Dün yokluk ve kıtlıklar içinde canını seve seve feda ederek milleti ile beraber bağımsızlık savaşı veren ve bu savaştan zaferle çıkan Türk Silahlı Kuvvetleri; bugün de Türkiye Cumhuriyeti’nin ulus devlet, üniter devlet ve laik devlet yapısını korumaya kararlıdır.

Türk sancağının şanını canından aziz bilerek vatan, Cumhuriyet ve vazife uğrunda hiçbir fedakarlıktan kaçınmayacağına, gerektiğinde canını seve seve feda edeceğine and içerek göreve başlayan Türk Silahlı Kuvvetleri mensupları; vatan ve millet sevgisiyle çarpan kalpleriyle kendilerine verilen görevleri üstün bir görev anlayışıyla yapmaya devam edecektir.

Saygıdeğer Kırklarelililer. Bize bu zaferi kazandıran; ulusumuzun ebedi Başkomutanı Atatürk başta olmak üzere, vatan ve ulusu için bir saniye bile tereddüt etmeden hayatını feda eden aziz şehitlerimizi, Türk Silahlı Kuvvetleri’nin tüm mensuplarını; rahmet, minnet ve şükranla anar, kahraman gazilerimize ve böyle bir ordu yetiştirdiği için Yüce Türk Milleti’ne ve onları doğuran kutsal analara şükranlarımızı sunarız. 30 Ağustos Zafer Bayramının 87’nci yıldönümü kutlu olsun.”

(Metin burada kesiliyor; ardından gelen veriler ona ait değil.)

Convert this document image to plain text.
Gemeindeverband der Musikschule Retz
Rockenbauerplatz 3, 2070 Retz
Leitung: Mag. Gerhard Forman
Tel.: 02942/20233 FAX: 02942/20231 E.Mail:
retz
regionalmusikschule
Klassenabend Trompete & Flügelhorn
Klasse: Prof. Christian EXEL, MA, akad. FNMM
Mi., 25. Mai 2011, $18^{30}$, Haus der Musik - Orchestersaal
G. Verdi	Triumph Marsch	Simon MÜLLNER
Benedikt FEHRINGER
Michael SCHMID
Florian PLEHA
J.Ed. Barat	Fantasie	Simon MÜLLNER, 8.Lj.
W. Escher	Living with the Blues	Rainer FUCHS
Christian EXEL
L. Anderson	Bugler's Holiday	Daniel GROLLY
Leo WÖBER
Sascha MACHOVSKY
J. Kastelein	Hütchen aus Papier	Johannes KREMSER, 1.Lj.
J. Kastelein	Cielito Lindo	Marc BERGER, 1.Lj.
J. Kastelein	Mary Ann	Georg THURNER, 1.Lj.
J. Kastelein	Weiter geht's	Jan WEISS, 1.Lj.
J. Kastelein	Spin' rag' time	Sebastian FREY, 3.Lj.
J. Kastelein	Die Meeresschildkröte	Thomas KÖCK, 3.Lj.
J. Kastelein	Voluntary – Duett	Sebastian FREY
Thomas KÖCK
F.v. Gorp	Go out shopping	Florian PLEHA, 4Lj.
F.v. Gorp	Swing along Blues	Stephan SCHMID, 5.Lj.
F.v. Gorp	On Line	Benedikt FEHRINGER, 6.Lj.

Çiçek’in konuşmasının ardından geçit törenine sıra geldi. Ilk olarak askeri birlikler, ardından askeri araçlar alkışlar eşliğinde tören geçişini tamamladılar. 30 Ağustos Zafer Bayramı geçit töreni saat 11.00’da sona erdi. Kırklareli halkının katılımının az olması dikkatlerden kaçmadı ve bu duyarsızlık törene iştirak eden sivil halk tarafından eleştirilerek, üzüntüyle karşılandı.

Zafer Bayramı kutlamalarının gecesinde ise saat 20:00’da orduvevinde bir resepsiyon gerçekleştirildi. Askeri zirvenin yanısıra; Vali Cengiz Aydoğdu, Belediye Başkanı Cavit Çağlayan, oda ve dernekler, siyasi parti yöneticileri, kamu kurum ve kuruluş müdürlerinin katılım gösterdiği gece, verilen kokteylin ardından sona erdi.